The research, announced at the 245th meeting of the American Astronomical Society and soon to be published in the journal Nature, concludes that the most likely culprit is an object passing profoundly close to the black hole. It's a dead star called a "white dwarf."
"This would be the closest thing we know of around any black hole," Megan Masterson, a physicist at MIT who co-led the research, said in a statement. "This tells us that objects like white dwarfs may be able to live very close to an event horizon for a relatively extended period of time."

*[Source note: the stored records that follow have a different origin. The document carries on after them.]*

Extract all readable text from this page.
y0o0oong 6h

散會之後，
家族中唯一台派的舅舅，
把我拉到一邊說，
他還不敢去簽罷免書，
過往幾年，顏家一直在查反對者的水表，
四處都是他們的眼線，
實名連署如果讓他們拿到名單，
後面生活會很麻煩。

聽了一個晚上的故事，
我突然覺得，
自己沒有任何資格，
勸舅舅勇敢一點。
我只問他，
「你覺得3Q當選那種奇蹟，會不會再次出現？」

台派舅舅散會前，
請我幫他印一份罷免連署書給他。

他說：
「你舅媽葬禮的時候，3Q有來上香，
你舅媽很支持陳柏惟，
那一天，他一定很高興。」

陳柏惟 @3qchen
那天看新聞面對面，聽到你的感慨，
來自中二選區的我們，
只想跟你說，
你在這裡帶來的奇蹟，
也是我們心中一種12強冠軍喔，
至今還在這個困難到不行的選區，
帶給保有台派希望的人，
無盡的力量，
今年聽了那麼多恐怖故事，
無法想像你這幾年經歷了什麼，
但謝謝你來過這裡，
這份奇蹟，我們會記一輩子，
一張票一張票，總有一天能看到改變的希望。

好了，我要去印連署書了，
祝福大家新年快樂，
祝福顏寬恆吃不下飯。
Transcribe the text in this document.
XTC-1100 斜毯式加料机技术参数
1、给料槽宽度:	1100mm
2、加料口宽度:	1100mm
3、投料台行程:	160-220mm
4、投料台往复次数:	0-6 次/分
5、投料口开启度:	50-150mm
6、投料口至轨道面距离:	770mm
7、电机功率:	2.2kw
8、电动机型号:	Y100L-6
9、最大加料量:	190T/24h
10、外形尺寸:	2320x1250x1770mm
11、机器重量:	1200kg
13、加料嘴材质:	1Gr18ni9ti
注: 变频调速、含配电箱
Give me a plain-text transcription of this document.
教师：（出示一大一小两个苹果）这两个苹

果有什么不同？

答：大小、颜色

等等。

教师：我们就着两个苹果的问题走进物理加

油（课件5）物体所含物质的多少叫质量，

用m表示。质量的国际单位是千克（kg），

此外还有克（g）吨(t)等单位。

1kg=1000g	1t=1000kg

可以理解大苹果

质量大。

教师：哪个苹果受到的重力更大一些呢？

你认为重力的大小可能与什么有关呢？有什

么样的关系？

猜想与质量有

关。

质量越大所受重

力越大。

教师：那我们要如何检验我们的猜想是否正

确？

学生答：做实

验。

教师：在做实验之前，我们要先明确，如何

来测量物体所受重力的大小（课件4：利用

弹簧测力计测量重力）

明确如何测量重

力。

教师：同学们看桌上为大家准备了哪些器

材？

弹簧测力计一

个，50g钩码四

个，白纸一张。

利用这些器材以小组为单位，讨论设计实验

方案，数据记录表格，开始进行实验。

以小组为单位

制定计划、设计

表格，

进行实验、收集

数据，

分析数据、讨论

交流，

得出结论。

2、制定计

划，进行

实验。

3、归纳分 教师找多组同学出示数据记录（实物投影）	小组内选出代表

Veering close to a black hole is dangerous business. Black holes are profoundly dense. If Earth was (hypothetically) crushed into a black hole, it would be under an inch across. But supermassive black holes are much larger, and this extreme mass makes them gravitationally powerful. Any object that falls past a black hole's point-of-no-return, called the event horizon, isn't coming back. That includes light.
"This would be the closest thing we know of around any black hole."
The astronomers ran simulations of what could drive these unusual bursts of energy around the black hole 1ES 1927+654, which they spotted with the European Space Agency’s XMM-Newton satellite. The most plausible outcome is this brazen white dwarf (the spent core of a sun-like star), which is about one-tenth the mass of our sun. It's shedding its dense, outer layer and triggering these pulses of X-rays, the researchers say. This would explain why the flares are speeding up, as the white dwarf is getting closer to the black hole and moving faster.
But it likely won't fall in.
That's because the shredding of the white dwarf's material has a "kickback" effect, propelling it away from the black hole's event horizon.
"Because white dwarfs are small and compact, they’re very difficult to shred apart, so they can be very close to a black hole," Erin Kara, an associate professor of physics at MIT who coauthored the research, explained. "If this scenario is correct, this white dwarf is right at the turn-around point, and we may see it get further away."
Astronomers plan to keep their eye on this curious black hole, located in deep space some 270 million light-years away. More surprises may await.